According to the bid provided to the city, Wade Stables will do the annual audit for an  amount not to exceed $9,500 in the case the city needs a special audit after receiving federal funding, or $7,500 if the special audit is not required.

The city’s previous audit provider was not qualified to perform the special audit, and the city is expecting to receive FEMA funding and possibly Community Development Grant funding during the current fiscal year.

The city received two bids for depository and other banking services and voted unanimously to follow the Finance Committee’s recommendation to award the bid to HOMEBANK for a three-year term, over the bid presented by United State Bank.

The council heard the first reading of an ordinance changing the names of Betty and Gene streets in the northeast part of the city to Betty and Gene avenues, in order to correct a name discrepancy involving the city, U.S. Postal System and the Marion County GIS system.

The streets in the Hinds Fairground Addition, First Addition recorded in May of 1998 were originally platted as Betty Street and Gene Street.

However, the streets have been designated as avenues by the city billing system.

As a result, City Clerk Deena Parsons said, the conflicts have caused problems for those seeking loans for property in the subdivision.

“This is the easiest way to get it unified,” Parsons said of the proposed ordinance, which will receive its second and final reading during the Oct. 15 council meeting.

By a unanimous vote, the council chose to officially hire the Schraeder Law Firm out of St. Louis for legal services pertaining to updating the city’s employee handbook.

The council delayed the first reading of an ordinance requiring residents to be responsible for the extermination of “any insects, rodents or other pests.”

It was decided to hold an Ordinance Committee meeting with City Attorney James Lemon to finalize the legal language. It was mentioned the proposed ordinance does not mention commercial property. 

Mayor Loren Graham reported on progress concerning a nuisance property which had been the concern of several neighbors.
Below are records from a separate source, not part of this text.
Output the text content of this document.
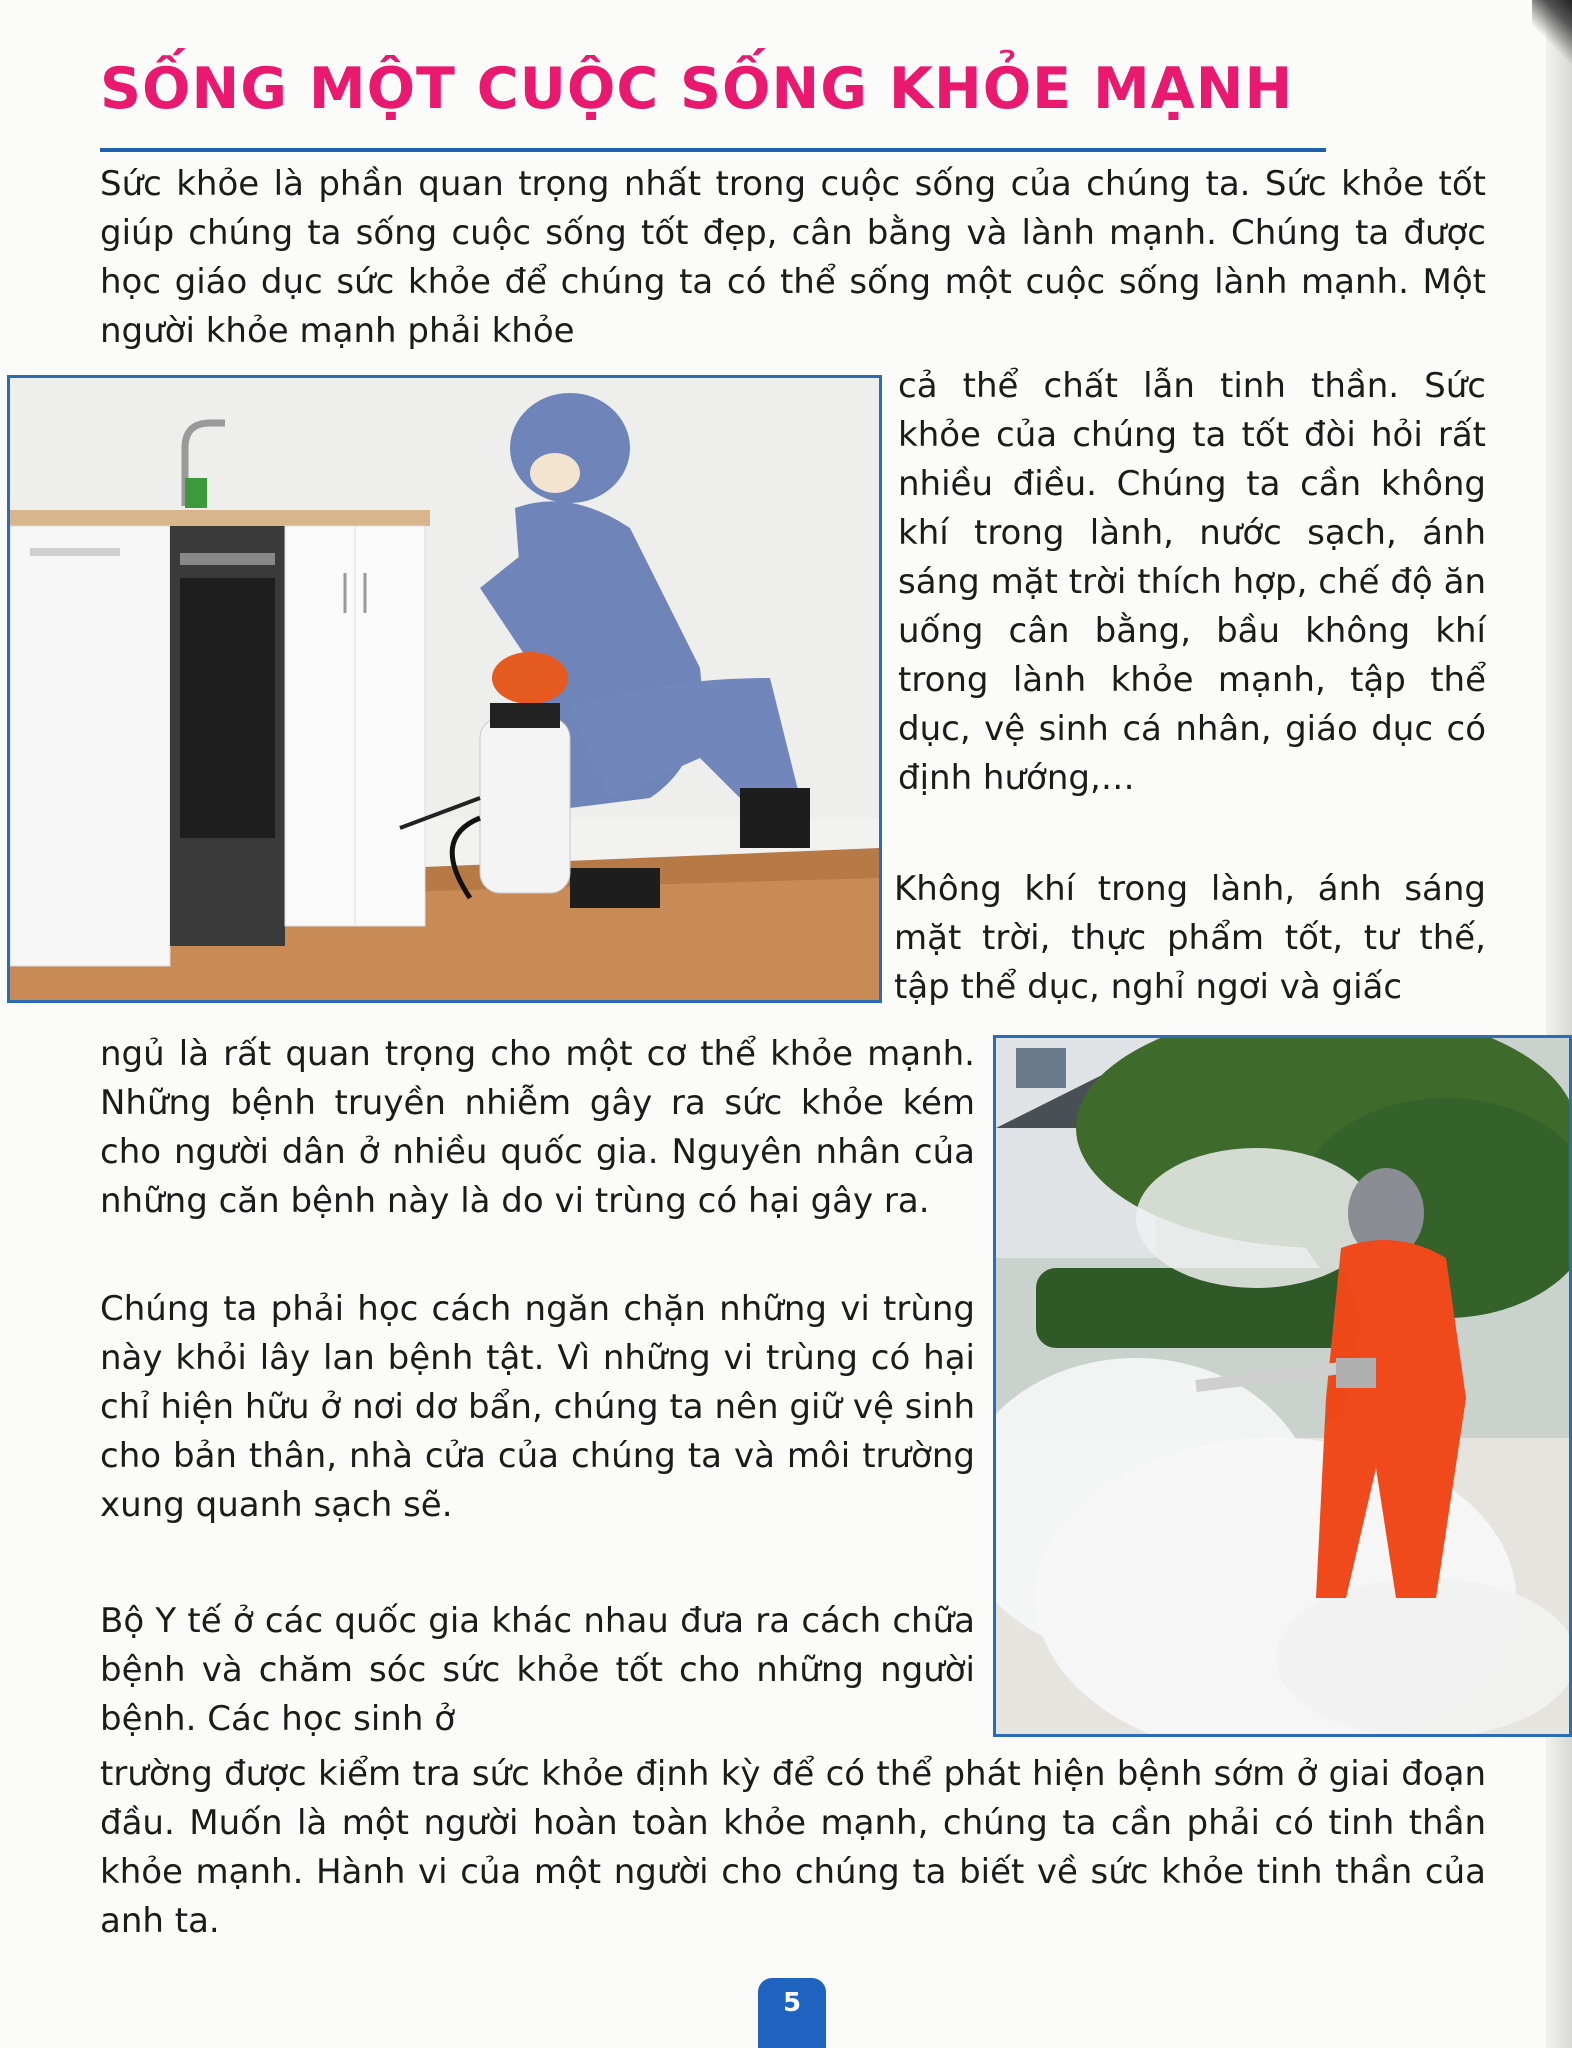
SỐNG MỘT CUỘC SỐNG KHỎE MẠNH

Sức khỏe là phần quan trọng nhất trong cuộc sống của chúng ta. Sức khỏe tốt giúp chúng ta sống cuộc sống tốt đẹp, cân bằng và lành mạnh. Chúng ta được học giáo dục sức khỏe để chúng ta có thể sống một cuộc sống lành mạnh. Một người khỏe mạnh phải khỏe

cả thể chất lẫn tinh thần. Sức khỏe của chúng ta tốt đòi hỏi rất nhiều điều. Chúng ta cần không khí trong lành, nước sạch, ánh sáng mặt trời thích hợp, chế độ ăn uống cân bằng, bầu không khí trong lành khỏe mạnh, tập thể dục, vệ sinh cá nhân, giáo dục có định hướng,…

Không khí trong lành, ánh sáng mặt trời, thực phẩm tốt, tư thế, tập thể dục, nghỉ ngơi và giấc

ngủ là rất quan trọng cho một cơ thể khỏe mạnh. Những bệnh truyền nhiễm gây ra sức khỏe kém cho người dân ở nhiều quốc gia. Nguyên nhân của những căn bệnh này là do vi trùng có hại gây ra.

Chúng ta phải học cách ngăn chặn những vi trùng này khỏi lây lan bệnh tật. Vì những vi trùng có hại chỉ hiện hữu ở nơi dơ bẩn, chúng ta nên giữ vệ sinh cho bản thân, nhà cửa của chúng ta và môi trường xung quanh sạch sẽ.

Bộ Y tế ở các quốc gia khác nhau đưa ra cách chữa bệnh và chăm sóc sức khỏe tốt cho những người bệnh. Các học sinh ở

trường được kiểm tra sức khỏe định kỳ để có thể phát hiện bệnh sớm ở giai đoạn đầu. Muốn là một người hoàn toàn khỏe mạnh, chúng ta cần phải có tinh thần khỏe mạnh. Hành vi của một người cho chúng ta biết về sức khỏe tinh thần của anh ta.

5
“I think we’re making headway,” Graham said, noting he had been in communication with the property owner.

Police Chief Eddie Bogue reported one of his officers, Patrick Anderson, graduated from a D.A.R.E. school in Jefferson City last Friday.

City Street Commissioner Austin Dornberger reported that this year’s street resurfacing projects were completed.

Council member Brock Fahy, chairman of the Police Committee, reported the police department was successful in qualifying for Federal CARES Act funding in response to the COVID-19 pandemic.

Council member Pam Behring said she was pleased with the outcome of a recent meeting with local landowners concerning occupancy permits and expressed hope it would be followed through.

After adjourning, the council went into closed session to discuss real estate issue. However, no action was taken as a result of the discussion. 

In attendance at Thursday’s regular meeting were some Scouts, as well as their leaders, observing the proceedings as part of a civics requirement.